EventKind::Completion(completion_event) => {
let handler_id = workflow_state.handler_id_for_task(completion_event.task_id);
validate_value(
&compiled_schemas.output,
handler_id,
&completion_event.value,
SchemaDirection::Output,
workflow_state,
)?;
if let Some(terminal) = complete(workflow_state, completion_event)? {
return Ok(terminal);
}
}

This catches buggy handlers — when a handler returns data that violates its own contract. The value is never delivered to downstream steps if it's invalid.

The validate_value function​

fn validate_value(
validators: &HashMap<HandlerId, Validator>,
handler_id: HandlerId,
value: &Value,
direction: SchemaDirection,
workflow_state: &WorkflowState,
) -> Result<(), RunWorkflowError> {
let Some(validator) = validators.get(&handler_id) else {
return Ok(()); // No validator → no validation
};
let errors: Vec<_> = validator.iter_errors(value).collect();
if errors.is_empty() {
return Ok(());
}
// Build error with module, func, direction, and all validation errors
Err(RunWorkflowError::SchemaValidation { ... })
}

If no validator exists for a handler (it has no schema), validation silently passes. This is intentional — validators are opt-in.

Error types​

Two error variants cover validation failures:

RunWorkflowError::InvalidSchema — the embedded JSON Schema itself is malformed (not valid per the JSON Schema specification). Caught at workflow init. Example: { "type": "integer", "minimum": "not-a-number" }.

RunWorkflowError::SchemaValidation — a value failed validation against a well-formed schema. Caught at dispatch or completion. Includes the handler's module path, function name, direction (input/output), and individual validation error messages.

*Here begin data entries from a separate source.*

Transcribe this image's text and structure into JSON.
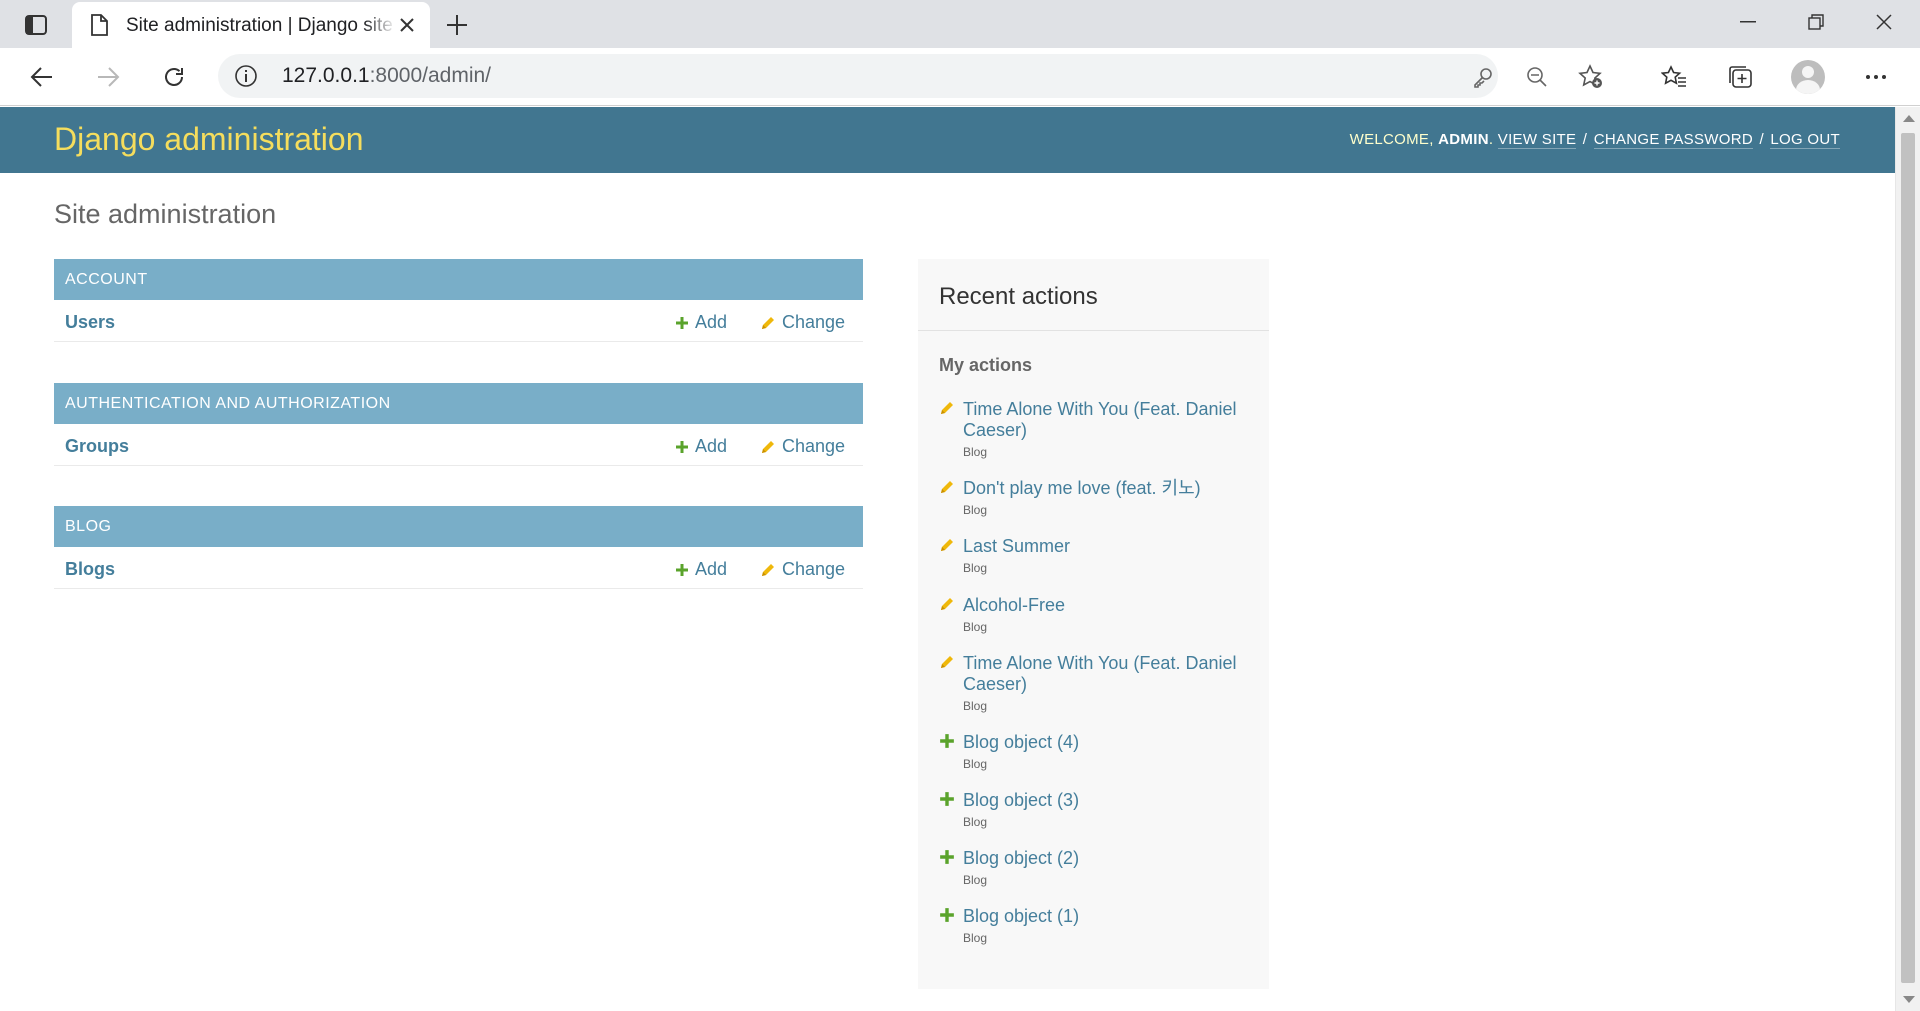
{
  "browser": {
    "tab_title": "Site administration | Django site admin",
    "url_host": "127.0.0.1",
    "url_path": ":8000/admin/",
    "icons": [
      "sidebar-icon",
      "page-icon",
      "close-icon",
      "plus-icon",
      "minimize-icon",
      "restore-icon",
      "close-window-icon",
      "back-icon",
      "forward-icon",
      "refresh-icon",
      "info-icon",
      "key-icon",
      "zoom-out-icon",
      "add-favorite-icon",
      "favorites-icon",
      "collections-icon",
      "profile-icon",
      "more-icon"
    ]
  },
  "header": {
    "branding": "Django administration",
    "welcome": "Welcome,",
    "username": "admin",
    "view_site": "View site",
    "change_password": "Change password",
    "log_out": "Log out"
  },
  "page": {
    "title": "Site administration"
  },
  "modules": [
    {
      "caption": "Account",
      "model": "Users",
      "add": "Add",
      "change": "Change"
    },
    {
      "caption": "Authentication and Authorization",
      "model": "Groups",
      "add": "Add",
      "change": "Change"
    },
    {
      "caption": "Blog",
      "model": "Blogs",
      "add": "Add",
      "change": "Change"
    }
  ],
  "recent_actions": {
    "title": "Recent actions",
    "subtitle": "My actions",
    "items": [
      {
        "kind": "change",
        "text": "Time Alone With You (Feat. Daniel Caeser)",
        "type": "Blog"
      },
      {
        "kind": "change",
        "text": "Don't play me love (feat. 키노)",
        "type": "Blog"
      },
      {
        "kind": "change",
        "text": "Last Summer",
        "type": "Blog"
      },
      {
        "kind": "change",
        "text": "Alcohol-Free",
        "type": "Blog"
      },
      {
        "kind": "change",
        "text": "Time Alone With You (Feat. Daniel Caeser)",
        "type": "Blog"
      },
      {
        "kind": "add",
        "text": "Blog object (4)",
        "type": "Blog"
      },
      {
        "kind": "add",
        "text": "Blog object (3)",
        "type": "Blog"
      },
      {
        "kind": "add",
        "text": "Blog object (2)",
        "type": "Blog"
      },
      {
        "kind": "add",
        "text": "Blog object (1)",
        "type": "Blog"
      }
    ]
  },
  "colors": {
    "header_bg": "#417690",
    "branding": "#f5dd5d",
    "module_caption_bg": "#79aec8",
    "link": "#447e9b",
    "add_icon": "#5aa32b",
    "change_icon": "#efb80b"
  }
}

Both are fatal — the workflow terminates immediately. There is no automatic recovery from validation failures. For error recovery, wrap the handler invocation in tryCatch.

Why validate twice?​

Input validation catches mismatches between pipeline steps. The previous handler produced data that doesn't match what this handler expects. Without input validation, the handler would receive malformed data and either crash or produce garbage.

Output validation catches buggy handlers. The handler's implementation doesn't match its declared contract. Without output validation, downstream handlers would receive unexpected data types.

Together, they enforce a contract at every serialization boundary: data entering a handler is valid, and data leaving a handler is valid.